The ninth annual North Florida Regional, held September 17-23 at the Jacksonville Hilton, was well attended by Florida players as well as top experts from around the country.
Broward County players won several events: Susan Sternberg continued her winning ways by capturing the Smoking Swiss Teams; Bill Passell and Richard Coren won the Non-Smoking Swiss Teams; Bernie Chazen, Fred Hamilton, and Allan Cokin tied for first in the Flight A Swiss Teams.
Todays deal occurred in the Flight A Swiss Teams and features a fine defensive play.
After Norths opening bid, South bided his time with a one-diamond response and then pushed to slam via the Blackwood convention. With 19 points opposite an opening bid, only a devout pessimist would do otherwise.
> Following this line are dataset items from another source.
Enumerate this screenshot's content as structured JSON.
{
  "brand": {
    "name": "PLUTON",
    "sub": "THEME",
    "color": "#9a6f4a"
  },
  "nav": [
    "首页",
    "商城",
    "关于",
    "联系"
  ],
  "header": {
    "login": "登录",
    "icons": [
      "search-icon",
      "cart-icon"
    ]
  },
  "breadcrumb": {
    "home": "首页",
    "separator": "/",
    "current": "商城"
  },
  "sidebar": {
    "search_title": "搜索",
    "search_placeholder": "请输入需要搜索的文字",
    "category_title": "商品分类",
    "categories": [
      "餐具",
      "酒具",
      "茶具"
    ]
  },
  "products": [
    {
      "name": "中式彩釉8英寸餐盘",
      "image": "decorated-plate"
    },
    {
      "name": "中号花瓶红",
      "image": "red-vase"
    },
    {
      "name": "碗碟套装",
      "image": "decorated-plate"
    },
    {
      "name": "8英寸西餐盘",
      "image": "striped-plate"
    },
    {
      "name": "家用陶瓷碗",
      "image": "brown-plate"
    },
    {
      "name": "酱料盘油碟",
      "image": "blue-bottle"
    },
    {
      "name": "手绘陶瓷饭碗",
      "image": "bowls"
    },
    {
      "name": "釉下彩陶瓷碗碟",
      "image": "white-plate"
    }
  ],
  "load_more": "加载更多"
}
West led the heart seven (the unbid suit), taken by dummys queen, and declarer played routinely to develop the spade suit. A diamond to the jack; a spade to the jack (East ducking); a diamond to the queen; then a spade to the queen. Many defenders would have taken the second spade trick, but East ducked again without a flicker.
Declarer was now at the crossroads. Eleven tricks were certain (two spades, four hearts, four diamonds, and one club) and the 12th could come from either spades or clubs. But which suit should declarer try? Should he lead another spade toward dummy? Or should he take the club finesse, knowing that, if it loses, the defenders might be able to cash the spade ace as the setting trick?
There is no obvious answer. Finally, declarer returned to his hand to lead another spade. Wrong! The sight of West showing out was paralyzing.
Easts ducking plays created the losing option for declarer. If East had won the spade ace, declarer could test the spade suit first to see if the club finesse was necessary.